Let's start with Penelope Lively, because her new novel is such a spellbinding surprise. The 79-year-old author has been turning out great novels with Pez-dispenser efficiency for decades now, including "Moon Tiger," which won the 1987 Man Booker Prize, and personal favorites such as "The Road to Lichfield" (1977), "According to Mark" (1984) and "Family Album" (2009).

When a writer is as good as Lively, for as long as she has been that way, a certain complacency surely sets in among her readers.


"Of course this is wonderful," you catch yourself murmuring. "Why wouldn't it be?"

The same fate must befall other exquisitely gifted literary craftswomen with notable work ethics such as Alice McDermott and Anne Tyler. Another day, another extraordinary novel.

Yet "How It All Began" is a revelation. While Lively's novels always feature intelligent people who use their brains to negotiate their way through a complex and sometimes perilous world, "How It All Began" is also about feeling. Lively creates one of the most authentic and moving love affairs in contemporary literature. It makes the plight of those sullen, simpering teens in the "Twilight" series look anemic and dull.

Charlotte Rainsford, a retired teacher, is mugged. That act — done anonymously, leaving Charlotte with a broken hip — initiates a run of contingent events that affect Charlotte's daughter, her daughter's husband, her daughter's employer, and on and on. Lively reminds us of the earnest, obtuse fumbling that constitutes most of what happens in a human life, the coincidences and accidents that are as much in charge as are the explicit decisions.

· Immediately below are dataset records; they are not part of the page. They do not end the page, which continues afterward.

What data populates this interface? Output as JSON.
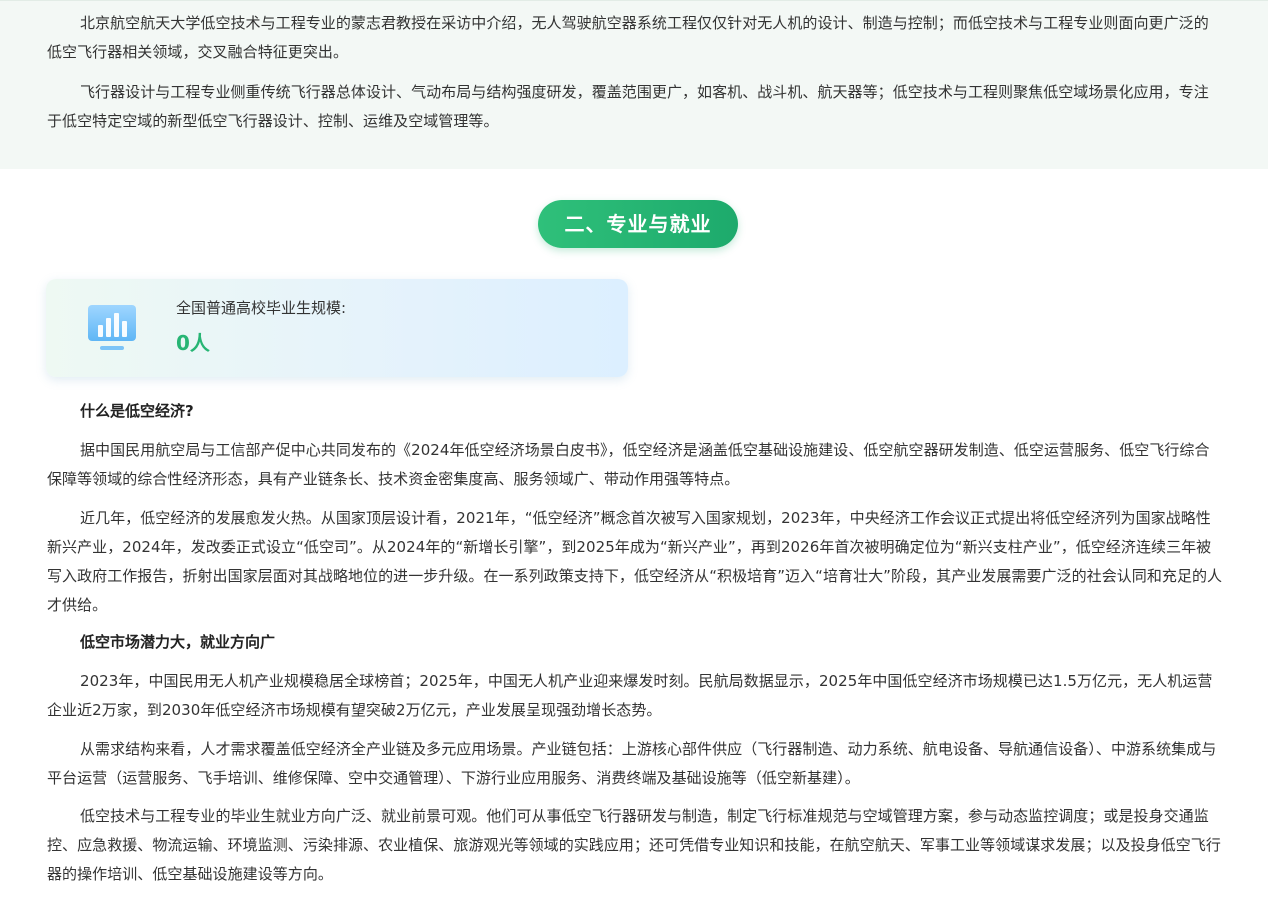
{
  "intro": {
    "p1": "北京航空航天大学低空技术与工程专业的蒙志君教授在采访中介绍，无人驾驶航空器系统工程仅仅针对无人机的设计、制造与控制；而低空技术与工程专业则面向更广泛的低空飞行器相关领域，交叉融合特征更突出。",
    "p2": "飞行器设计与工程专业侧重传统飞行器总体设计、气动布局与结构强度研发，覆盖范围更广，如客机、战斗机、航天器等；低空技术与工程则聚焦低空域场景化应用，专注于低空特定空域的新型低空飞行器设计、控制、运维及空域管理等。"
  },
  "section": {
    "title": "二、专业与就业"
  },
  "stat_card": {
    "icon": "bar-chart-monitor-icon",
    "label": "全国普通高校毕业生规模:",
    "value": "0人",
    "value_color": "#27b574"
  },
  "content": {
    "heading1": "什么是低空经济?",
    "p1": "据中国民用航空局与工信部产促中心共同发布的《2024年低空经济场景白皮书》，低空经济是涵盖低空基础设施建设、低空航空器研发制造、低空运营服务、低空飞行综合保障等领域的综合性经济形态，具有产业链条长、技术资金密集度高、服务领域广、带动作用强等特点。",
    "p2": "近几年，低空经济的发展愈发火热。从国家顶层设计看，2021年，“低空经济”概念首次被写入国家规划，2023年，中央经济工作会议正式提出将低空经济列为国家战略性新兴产业，2024年，发改委正式设立“低空司”。从2024年的“新增长引擎”，到2025年成为“新兴产业”，再到2026年首次被明确定位为“新兴支柱产业”，低空经济连续三年被写入政府工作报告，折射出国家层面对其战略地位的进一步升级。在一系列政策支持下，低空经济从“积极培育”迈入“培育壮大”阶段，其产业发展需要广泛的社会认同和充足的人才供给。",
    "heading2": "低空市场潜力大，就业方向广",
    "p3": "2023年，中国民用无人机产业规模稳居全球榜首；2025年，中国无人机产业迎来爆发时刻。民航局数据显示，2025年中国低空经济市场规模已达1.5万亿元，无人机运营企业近2万家，到2030年低空经济市场规模有望突破2万亿元，产业发展呈现强劲增长态势。",
    "p4": "从需求结构来看，人才需求覆盖低空经济全产业链及多元应用场景。产业链包括：上游核心部件供应（飞行器制造、动力系统、航电设备、导航通信设备）、中游系统集成与平台运营（运营服务、飞手培训、维修保障、空中交通管理）、下游行业应用服务、消费终端及基础设施等（低空新基建）。",
    "p5": "低空技术与工程专业的毕业生就业方向广泛、就业前景可观。他们可从事低空飞行器研发与制造，制定飞行标准规范与空域管理方案，参与动态监控调度；或是投身交通监控、应急救援、物流运输、环境监测、污染排源、农业植保、旅游观光等领域的实践应用；还可凭借专业知识和技能，在航空航天、军事工业等领域谋求发展；以及投身低空飞行器的操作培训、低空基础设施建设等方向。"
  }
}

Charlotte, the narrator explains, "is as much a product of what she has read as of the way in which she has lived; she is like millions of others built by books, for whom books are essential foodstuff, who could starve without."

Compare this nuanced portrait of an older woman with an earlier depiction — the title character in Stewart O'Nan's dreary and insultingly one-dimensional novel, "Emily, Alone" (2011) — to appreciate Lively's achievement.